1 Haziran 2012 Cuma

Ahmet Altan Kitapları* Eskiden Okuduklarım -8-

Okuduğum kitaplar arşivim maalesef hala tamamlanmadı. Bilgisayar ortamına aktarmam gereken bir kaç ajanda dolusu kitap notlarım var. Bir türlü zaman bulup yazamadım. Neyse onlara da sıra gelir umarım:)
Bu kez okuduğum -sadece pc ortamına aktarabildiğim- Ahmet Altan kitaplarından bir derleme yapıyorum.
-Aldatmak- romanını daha önce burada paylaşmıştım.


İSYAN GÜNLERİNDE AŞK

Yazarı: Ahmet ALTAN
Yayın Hakları: Can Yayınları Ltd. Şti.
-         1.Baskı / 50.000 adet / 2001
Türü: Roman     /        - 468 sayfa


Kitaptan Alıntılar,

* Geriye döndüklerinde doğumlarının ardına geçemiyorlar, ileriye yürüdüklerinde ölümlerinden öteye atlayamıyorlardı; artık sonsuza dek, doğdukları anla öldükleri an arasında dolaşmak zorundaydılar.

* Zamanında vazgeçebilen biri yeniden kazanabilir belki ama vazgeçmekte geç kalan birinin hiç kazanma şansı yok

* Bundan sonra hayat sadece bir mecburiyet benim için, hatta inanır mısınız, bir mahkumiyet…

* Kader beni kendisini eğlendirmek için yarattı, demişti.

* Evi ev yapan, evin duvarlarına zaman içinde sinen insan kokusu, yemek kokusu, eski eşya kokusu da yoktu; sesler gibi kokular da kaybolmuş, büyük bir kazadan sonra hafızasını kaybeden biri gibi ev kendi geçmişini kaybetmişti.

* Kibir şeytanındır.

* Beş dakika vakit kazanırsan bazen bütün kaderi değiştirirsin.

* … kendi kederiyle buğulanmış siyah gözleri, ruhundaki huzursuzluğu ancak başkalarına huzur dağıtarak yatıştırabilen birinin, insanlarının acılarını her zaman dinlemeye hazır sabrı, içindeki kasırgaları örtebilmesi için bir şal gibi sarındığı sükuneti, hayatın getirdiği hayal kırıklıklarını ıstıraplı bir küçümseyişle taşımasına yardımcı olan büyük inancı, duyan herkesin içine bir ferahlık veren ve semavi bir kaynaktan dökülüyormuş gibi gelen sesi, Tanrıya yaklaşabilmek için insana yaklaşması gerektiğine inanan tevazuu ve efsanevi kudretiyle,…

* Hiçbir hakikat yeterince hakiki değildi.

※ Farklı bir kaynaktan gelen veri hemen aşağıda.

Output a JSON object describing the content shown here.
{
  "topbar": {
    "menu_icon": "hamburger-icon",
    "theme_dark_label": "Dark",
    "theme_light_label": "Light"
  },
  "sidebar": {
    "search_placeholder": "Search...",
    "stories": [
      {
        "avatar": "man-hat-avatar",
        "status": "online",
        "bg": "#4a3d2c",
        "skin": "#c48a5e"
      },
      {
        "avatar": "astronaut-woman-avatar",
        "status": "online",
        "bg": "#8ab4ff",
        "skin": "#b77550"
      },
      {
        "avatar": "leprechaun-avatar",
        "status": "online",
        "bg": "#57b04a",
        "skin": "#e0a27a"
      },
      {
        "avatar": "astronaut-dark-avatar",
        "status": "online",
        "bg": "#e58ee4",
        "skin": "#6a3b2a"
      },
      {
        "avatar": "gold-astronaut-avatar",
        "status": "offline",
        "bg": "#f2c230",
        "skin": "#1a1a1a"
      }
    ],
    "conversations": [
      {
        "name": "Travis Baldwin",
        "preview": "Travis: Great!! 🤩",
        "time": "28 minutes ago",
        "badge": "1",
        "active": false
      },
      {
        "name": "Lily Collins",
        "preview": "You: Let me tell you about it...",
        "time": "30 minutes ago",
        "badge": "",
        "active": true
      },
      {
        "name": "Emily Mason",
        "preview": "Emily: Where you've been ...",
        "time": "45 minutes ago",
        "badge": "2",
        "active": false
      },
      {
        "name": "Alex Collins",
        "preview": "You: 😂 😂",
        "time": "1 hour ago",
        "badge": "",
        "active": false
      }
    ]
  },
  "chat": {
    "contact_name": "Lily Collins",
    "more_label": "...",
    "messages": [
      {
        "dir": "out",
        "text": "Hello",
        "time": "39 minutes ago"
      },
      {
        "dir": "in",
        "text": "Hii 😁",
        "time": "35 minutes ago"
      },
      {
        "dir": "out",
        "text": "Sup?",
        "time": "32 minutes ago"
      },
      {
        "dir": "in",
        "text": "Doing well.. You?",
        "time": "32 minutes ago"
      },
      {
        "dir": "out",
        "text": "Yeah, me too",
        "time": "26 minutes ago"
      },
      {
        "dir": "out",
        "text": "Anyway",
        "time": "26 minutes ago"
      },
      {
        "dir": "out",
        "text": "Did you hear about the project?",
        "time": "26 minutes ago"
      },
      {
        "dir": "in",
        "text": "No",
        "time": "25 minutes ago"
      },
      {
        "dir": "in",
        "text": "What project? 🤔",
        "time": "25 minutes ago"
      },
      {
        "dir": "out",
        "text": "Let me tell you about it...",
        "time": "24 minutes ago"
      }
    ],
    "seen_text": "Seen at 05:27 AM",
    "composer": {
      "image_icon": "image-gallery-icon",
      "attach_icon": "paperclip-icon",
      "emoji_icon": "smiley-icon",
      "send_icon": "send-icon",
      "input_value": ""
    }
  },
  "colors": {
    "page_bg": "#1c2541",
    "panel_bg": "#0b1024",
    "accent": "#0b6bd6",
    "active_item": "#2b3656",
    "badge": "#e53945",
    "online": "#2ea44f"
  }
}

* Hakikat çok kere bulduğumuzu sandığımız yerde değil, kolay ele geçen hakikatlerden daima şüphe duymuşumdur… İnanırım ki hakikati ele geçirmek için her vakit biraz Ahmet ihtiza eder, kolayca yakaladığımızı sandığımız hakikatler çoğu kere hakikat adına yakalansın diye ortaya salınmış yalanlardır.

* Kimseyi kendi ölçülerinle yargılama, herkesi kendi ölçüleriyle yargıla. Ahlaksız, benim ahlakıma uymayan değildir, ahlaksız kendi ahlakına uymayandır.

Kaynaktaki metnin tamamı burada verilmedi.